Guest More than 1 year ago
I came across this book while browsing in a university bookstore which is in partnership with Barnes & Noble. Over the years, I've started--and stopped--reading several books on Buddhism when the subject got a little too complex for my non-philosophical oriented mind. Moore's book is a WONDERFUL example of Buddhist principles just by being simple, entertaining, easy to read and relate to if you don't want to get into deep philosophical reading. I loved it! Best bonus for me: as a 'baby boomer' who has attended Zen Retreats (one led by someone mentioned in Moore's book) and Mindfulness seminars, no one ever made an obtuse album title 'Catch Bull at Four' by the spiritually-seeking '70s singer Cat Stevens (now known as Yusef Islam) make sense without even mentioning the album or the album's cover illustration! If you don't understand that connection but remember the album, read this book--it provides an 'enlightened' moment. Heck, just read the book anyway if you are interested in the diversity of Buddhism, American Style!!

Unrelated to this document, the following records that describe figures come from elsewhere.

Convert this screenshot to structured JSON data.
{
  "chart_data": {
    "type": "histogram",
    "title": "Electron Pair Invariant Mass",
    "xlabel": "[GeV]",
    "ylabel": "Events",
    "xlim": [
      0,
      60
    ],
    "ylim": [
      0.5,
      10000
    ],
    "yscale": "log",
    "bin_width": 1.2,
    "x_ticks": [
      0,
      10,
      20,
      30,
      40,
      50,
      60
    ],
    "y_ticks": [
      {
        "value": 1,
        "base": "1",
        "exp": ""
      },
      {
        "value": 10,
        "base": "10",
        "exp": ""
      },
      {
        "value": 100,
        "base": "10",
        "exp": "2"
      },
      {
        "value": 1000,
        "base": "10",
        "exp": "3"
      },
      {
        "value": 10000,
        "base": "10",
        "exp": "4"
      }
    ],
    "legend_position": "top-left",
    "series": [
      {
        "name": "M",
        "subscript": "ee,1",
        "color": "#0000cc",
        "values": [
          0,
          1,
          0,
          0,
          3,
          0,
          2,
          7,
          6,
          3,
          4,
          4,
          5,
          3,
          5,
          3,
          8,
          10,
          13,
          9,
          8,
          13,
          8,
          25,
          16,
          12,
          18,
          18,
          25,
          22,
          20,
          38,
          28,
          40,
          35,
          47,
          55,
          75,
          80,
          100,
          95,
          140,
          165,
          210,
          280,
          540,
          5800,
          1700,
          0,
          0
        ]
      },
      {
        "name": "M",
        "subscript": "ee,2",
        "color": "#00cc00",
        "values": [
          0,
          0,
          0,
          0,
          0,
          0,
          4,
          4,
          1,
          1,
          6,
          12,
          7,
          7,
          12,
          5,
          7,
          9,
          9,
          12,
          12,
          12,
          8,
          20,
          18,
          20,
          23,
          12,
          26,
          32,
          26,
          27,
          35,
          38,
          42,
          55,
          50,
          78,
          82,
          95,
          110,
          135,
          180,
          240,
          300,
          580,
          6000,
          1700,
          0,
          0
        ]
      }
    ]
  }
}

Guest More than 1 year ago
Like so many of us baby-boomers, Dinty W. Moore found himself disillusioned with the punitive, simplistic, and rather scarey Roman Catholicism he grew up with in the last 50s and early 60s, and like so many of us, he embarked on his own journey of investigation into the world of Buddhism, inspired by reading Thich Nhat Hahn's 'Being Peace'. Fortunately, Moore is a cynic and a skeptic, in addition to being a very good writer, and the journey he shares with us is often laugh-out-loud funny, and sometimes quite touching, as he participates in several Buddhist retreats, events, and interviews with prominent figures in American Buddhism. It's a quick, entertaining read...I finished it off in about a week of sessions on the stationary bike...and has quite a bit of information about Buddhism, as well as much food for thought about meditation, mindfulness, and the Middle Way. I can wholeheartedly recommend it for anyone who is on a spiritual journey...and isn't that just about all of us?